Born and raised in New York and just short of 29, Stroman seemed to be poised to have a nice second act with the Mets, only he’s very quickly going to hit free agency. The sacrifice in prospects was significant, but the Mets thought they were getting a season and a half of control at the time, which may not be the case now. Of course, the Mets could never have predicted that the 2020 season would be either shortened or canceled at the time of the trade, but that doesn’t change the fact that they’re going to have to make an important decision on the right hander sooner than later.

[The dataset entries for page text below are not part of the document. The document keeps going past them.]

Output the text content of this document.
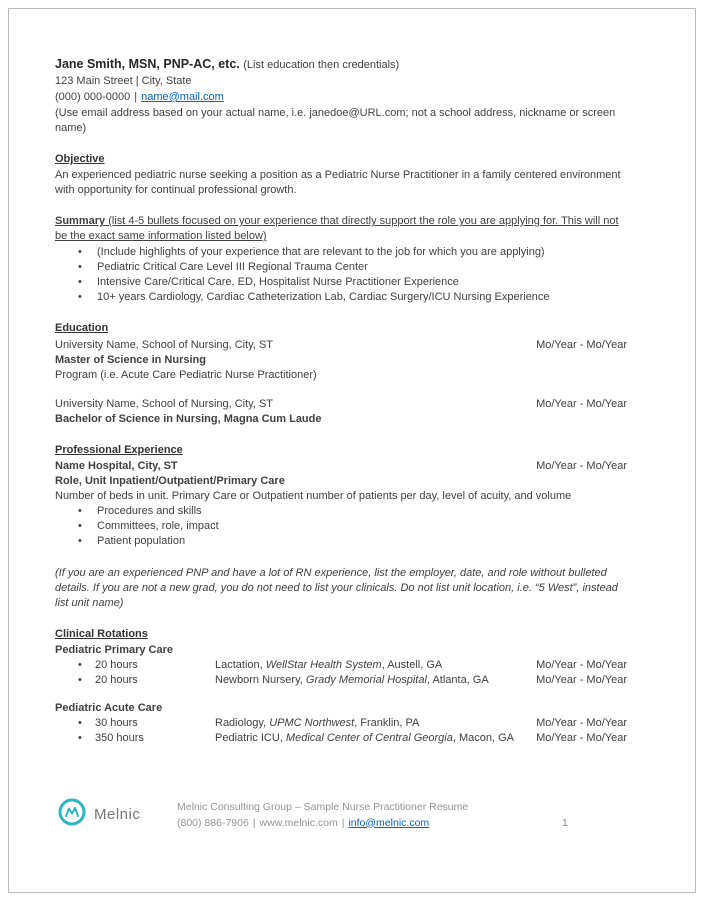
Jane Smith, MSN, PNP-AC, etc. (List education then credentials)
123 Main Street | City, State
(000) 000-0000 | name@mail.com
(Use email address based on your actual name, i.e. janedoe@URL.com; not a school address, nickname or screen name)
Objective
An experienced pediatric nurse seeking a position as a Pediatric Nurse Practitioner in a family centered environment with opportunity for continual professional growth.
Summary (list 4-5 bullets focused on your experience that directly support the role you are applying for. This will not be the exact same information listed below)
•	(Include highlights of your experience that are relevant to the job for which you are applying)
•	Pediatric Critical Care Level III Regional Trauma Center
•	Intensive Care/Critical Care, ED, Hospitalist Nurse Practitioner Experience
•	10+ years Cardiology, Cardiac Catheterization Lab, Cardiac Surgery/ICU Nursing Experience
Education
University Name, School of Nursing, City, ST	Mo/Year - Mo/Year
Master of Science in Nursing
Program (i.e. Acute Care Pediatric Nurse Practitioner)
University Name, School of Nursing, City, ST	Mo/Year - Mo/Year
Bachelor of Science in Nursing, Magna Cum Laude
Professional Experience
Name Hospital, City, ST	Mo/Year - Mo/Year
Role, Unit Inpatient/Outpatient/Primary Care
Number of beds in unit. Primary Care or Outpatient number of patients per day, level of acuity, and volume
•	Procedures and skills
•	Committees, role, impact
•	Patient population
(If you are an experienced PNP and have a lot of RN experience, list the employer, date, and role without bulleted details. If you are not a new grad, you do not need to list your clinicals. Do not list unit location, i.e. “5 West”, instead list unit name)
Clinical Rotations
Pediatric Primary Care
•	20 hours	Lactation, WellStar Health System, Austell, GA	Mo/Year - Mo/Year
•	20 hours	Newborn Nursery, Grady Memorial Hospital, Atlanta, GA	Mo/Year - Mo/Year
Pediatric Acute Care
•	30 hours	Radiology, UPMC Northwest, Franklin, PA	Mo/Year - Mo/Year
•	350 hours	Pediatric ICU, Medical Center of Central Georgia, Macon, GA	Mo/Year - Mo/Year
Melnic	Melnic Consulting Group – Sample Nurse Practitioner Resume
(800) 886-7906 | www.melnic.com | info@melnic.com	1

Simply letting him walk is probably not wise given that, in 2021, Syndergaard will be coming off a lost season to surgery and entering his last year of control, and rotation mates Rick Porcello and Michael Wacha will also be hitting free agency. Stroman was set to earn $12 million this year, his last arbitration eligible season. On the open market, a prime age pitcher with Stroman’s pedigree is sure to command a $20 million per season, multi-year contract. Given the economic turn of events since Zack Wheeler cashed in on his deal, Stroman might command a bit less, but still will not come cheap given the dearth of quality, available starters each off-season.
Offering that type of deal would require a pretty big leap of faith on the part of Mets ownership who, fairly, won’t have seen much of Stroman in New York. However, with so much uncertainty right now, from the 2020 season to Mets ownership change rumors, it remains a possibility.
If, on the other hand, the Mets front office decides to let Stroman walk, the Mets would be left with both a depleted farm system and a half empty rotation.